Whether it will be treated, stored, or disposed through injection, production water almost always requires transportation from the wellsite. This is usually done by trucks, but it also can occur by pipeline or train. These transportation modes, as well as their points of transfer, are potential sources of releases.
Production water releases often are viewed and managed similarly to oil and gas releases. Like hydrocarbon releases, they primarily occur at the wellhead or in transport, either via pipeline, truck, or train. Production water releases are different from hydrocarbon releases, however, in terms of how they can be assessed and remediated.
Less experienced consultants or emergency responders may use a one-size-fits-all approach to remediation: delineate, excavate, transport, and dispose. But this can be expensive. Hiring experienced coordinating environmental counsel, who can then recommend and work in concert with specialized consultants early during a release, can help claims close faster and with fewer expenses.
Companies should consider retaining a soil scientist who understands how to remediate soils affected by salts. Many U.S. regions have soils with naturally high salinity and it may be advisable for a consultant to compare any potentially affected area to a “background” sample from an unaffected area.
In addition to excavation, consultants also may be able to remediate sites affected by production water through in situ remediation, particularly if the impacted area is not too deep. In some circumstances, the use of soil amendments, such as gypsum, lime, or calcium chloride, may assist in removing salts.
Closure requirements and remediation standards vary from state to state, and local regulations must be considered when assessing remediation options. In North Dakota, for example, the Department of Health uses unpublished guidance of 1.5 millimhos per centimeter for electrical conductivity and 250 ppm for sodium, among other criteria, above which the department recommends further remediation action (there is a different regulatory agency and remediation standard for releases on an active well pad). As with any response action, remediating a production water release requires performing the work necessary to protect human health and the environment, and obtaining closure without significant cost and residual risk.

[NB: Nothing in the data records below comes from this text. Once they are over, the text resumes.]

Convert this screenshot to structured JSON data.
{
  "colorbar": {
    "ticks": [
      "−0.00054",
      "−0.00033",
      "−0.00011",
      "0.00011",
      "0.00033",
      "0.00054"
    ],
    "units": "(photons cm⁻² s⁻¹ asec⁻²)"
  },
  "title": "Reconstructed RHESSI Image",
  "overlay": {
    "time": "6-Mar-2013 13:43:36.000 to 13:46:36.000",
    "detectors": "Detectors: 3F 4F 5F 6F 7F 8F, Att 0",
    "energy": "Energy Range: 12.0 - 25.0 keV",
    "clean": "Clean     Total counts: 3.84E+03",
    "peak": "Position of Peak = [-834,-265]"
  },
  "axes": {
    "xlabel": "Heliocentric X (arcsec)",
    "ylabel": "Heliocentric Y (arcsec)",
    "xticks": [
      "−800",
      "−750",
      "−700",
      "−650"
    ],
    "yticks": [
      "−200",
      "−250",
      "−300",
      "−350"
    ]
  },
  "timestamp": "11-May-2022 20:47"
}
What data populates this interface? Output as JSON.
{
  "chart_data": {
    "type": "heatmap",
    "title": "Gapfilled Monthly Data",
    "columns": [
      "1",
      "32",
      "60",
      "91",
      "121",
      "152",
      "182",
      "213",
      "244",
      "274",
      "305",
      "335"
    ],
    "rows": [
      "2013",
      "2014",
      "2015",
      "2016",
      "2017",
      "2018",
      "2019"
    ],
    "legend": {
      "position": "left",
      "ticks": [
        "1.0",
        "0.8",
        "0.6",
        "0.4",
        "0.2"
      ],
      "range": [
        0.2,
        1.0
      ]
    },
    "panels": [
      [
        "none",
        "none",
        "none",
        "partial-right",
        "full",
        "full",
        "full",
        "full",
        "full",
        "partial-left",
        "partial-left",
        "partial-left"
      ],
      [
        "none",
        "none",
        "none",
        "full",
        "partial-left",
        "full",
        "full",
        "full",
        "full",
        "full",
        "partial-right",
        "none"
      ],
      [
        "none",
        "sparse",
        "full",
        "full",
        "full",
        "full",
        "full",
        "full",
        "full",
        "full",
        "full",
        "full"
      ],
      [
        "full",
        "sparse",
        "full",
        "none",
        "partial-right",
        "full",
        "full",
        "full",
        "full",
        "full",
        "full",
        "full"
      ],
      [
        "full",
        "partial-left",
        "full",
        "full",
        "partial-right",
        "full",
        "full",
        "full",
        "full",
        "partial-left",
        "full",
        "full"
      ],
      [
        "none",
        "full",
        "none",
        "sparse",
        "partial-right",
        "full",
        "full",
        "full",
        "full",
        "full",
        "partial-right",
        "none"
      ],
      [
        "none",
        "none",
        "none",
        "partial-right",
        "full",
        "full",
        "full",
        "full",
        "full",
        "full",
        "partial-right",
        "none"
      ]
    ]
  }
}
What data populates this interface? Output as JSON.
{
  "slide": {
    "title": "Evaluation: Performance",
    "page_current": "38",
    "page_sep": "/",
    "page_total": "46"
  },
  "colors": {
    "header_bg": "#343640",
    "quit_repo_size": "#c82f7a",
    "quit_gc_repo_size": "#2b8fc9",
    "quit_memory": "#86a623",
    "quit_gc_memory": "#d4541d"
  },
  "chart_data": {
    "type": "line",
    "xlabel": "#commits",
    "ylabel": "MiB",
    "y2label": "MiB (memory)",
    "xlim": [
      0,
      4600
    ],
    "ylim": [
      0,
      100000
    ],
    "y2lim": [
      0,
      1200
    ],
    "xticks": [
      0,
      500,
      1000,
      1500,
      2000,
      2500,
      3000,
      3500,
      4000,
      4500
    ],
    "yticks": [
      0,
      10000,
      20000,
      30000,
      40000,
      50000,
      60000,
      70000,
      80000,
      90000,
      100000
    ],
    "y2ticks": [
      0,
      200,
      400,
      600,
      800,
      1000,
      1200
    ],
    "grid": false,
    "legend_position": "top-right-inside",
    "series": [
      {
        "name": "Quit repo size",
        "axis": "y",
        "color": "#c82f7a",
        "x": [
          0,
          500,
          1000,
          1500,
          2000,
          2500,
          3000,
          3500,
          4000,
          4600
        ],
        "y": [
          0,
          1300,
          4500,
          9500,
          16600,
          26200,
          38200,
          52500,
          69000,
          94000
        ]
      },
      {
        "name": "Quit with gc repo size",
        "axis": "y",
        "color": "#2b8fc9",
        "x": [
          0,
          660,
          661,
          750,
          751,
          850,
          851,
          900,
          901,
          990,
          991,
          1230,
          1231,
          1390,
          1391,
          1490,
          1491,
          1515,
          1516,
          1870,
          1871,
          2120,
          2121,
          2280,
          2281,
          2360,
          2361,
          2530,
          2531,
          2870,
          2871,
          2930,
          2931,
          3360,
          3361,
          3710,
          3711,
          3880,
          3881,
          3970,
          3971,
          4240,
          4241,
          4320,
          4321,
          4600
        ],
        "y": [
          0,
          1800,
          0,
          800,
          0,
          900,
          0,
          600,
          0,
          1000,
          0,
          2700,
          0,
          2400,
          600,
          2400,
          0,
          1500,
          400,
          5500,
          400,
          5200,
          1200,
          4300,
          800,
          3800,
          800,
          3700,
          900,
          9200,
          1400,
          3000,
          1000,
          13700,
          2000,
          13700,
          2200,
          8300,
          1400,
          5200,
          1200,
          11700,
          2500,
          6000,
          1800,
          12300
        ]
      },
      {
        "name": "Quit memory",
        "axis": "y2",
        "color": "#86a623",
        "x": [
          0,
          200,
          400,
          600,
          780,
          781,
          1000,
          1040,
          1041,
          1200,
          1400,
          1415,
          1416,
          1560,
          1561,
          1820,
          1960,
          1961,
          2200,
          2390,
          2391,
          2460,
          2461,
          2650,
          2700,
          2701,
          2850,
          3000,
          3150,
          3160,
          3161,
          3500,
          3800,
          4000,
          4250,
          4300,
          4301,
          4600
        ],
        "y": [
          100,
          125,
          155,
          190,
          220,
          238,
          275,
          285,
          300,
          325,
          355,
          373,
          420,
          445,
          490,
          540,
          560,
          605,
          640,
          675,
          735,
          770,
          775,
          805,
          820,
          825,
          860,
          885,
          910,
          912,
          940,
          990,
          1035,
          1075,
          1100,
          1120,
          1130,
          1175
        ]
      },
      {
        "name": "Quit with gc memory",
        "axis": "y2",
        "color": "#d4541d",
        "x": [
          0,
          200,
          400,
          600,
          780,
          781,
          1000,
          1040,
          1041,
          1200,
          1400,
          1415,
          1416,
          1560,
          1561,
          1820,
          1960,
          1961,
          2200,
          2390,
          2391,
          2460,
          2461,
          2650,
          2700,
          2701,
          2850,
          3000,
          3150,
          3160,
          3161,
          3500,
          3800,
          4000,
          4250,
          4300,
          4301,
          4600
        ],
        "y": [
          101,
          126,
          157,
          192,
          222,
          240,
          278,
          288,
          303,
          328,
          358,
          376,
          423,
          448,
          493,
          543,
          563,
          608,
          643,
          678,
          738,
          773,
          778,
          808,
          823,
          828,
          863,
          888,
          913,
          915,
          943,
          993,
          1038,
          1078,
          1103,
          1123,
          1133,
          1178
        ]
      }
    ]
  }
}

Insurance carriers need to be aware that adverse contractual terms and conditions in a policyholder—contractor/consultant professional services agreement (PSA) may drive costs higher. Carriers can mitigate this exposure by establishing early-response protocols at the onset of policy acquisition. These protocols can include notifying coordinating counsel of the loss that will trigger an emergency response team made up of pre-vetted professionals to handle the remediation efforts.
In instances where the policyholder has signed a PSA without experienced counsel, we often recommend that the policyholder replace the emergency response teams as soon as the release is contained. The policyholder then can contract with preferred vendors under terms that are more beneficial than the typical “boilerplate” language used by consultants. This has the added benefit of allowing the work to proceed under an approved budget, with a work plan that is vetted by the claims professional and environmental counsel. We believe this process helps control financial risk. In addition, the coordinating team can assist in acting as a common point of contact, potentially preventing employees from giving inaccurate information or making adverse statements without appropriate guidance.
Another issue that may arise is access to private property, which might best be done under a site-access agreement. The location of the release is critical, particularly if it is to “Waters of the U.S.” Environmental counsel can assist in assessing whether the release is to a WOTUS and advise the policyholder on a recommended course of conduct.
Releases of production water present unique problems. A coordinated strategy can help identify cost effective remedial options and properly navigate a claim to closure.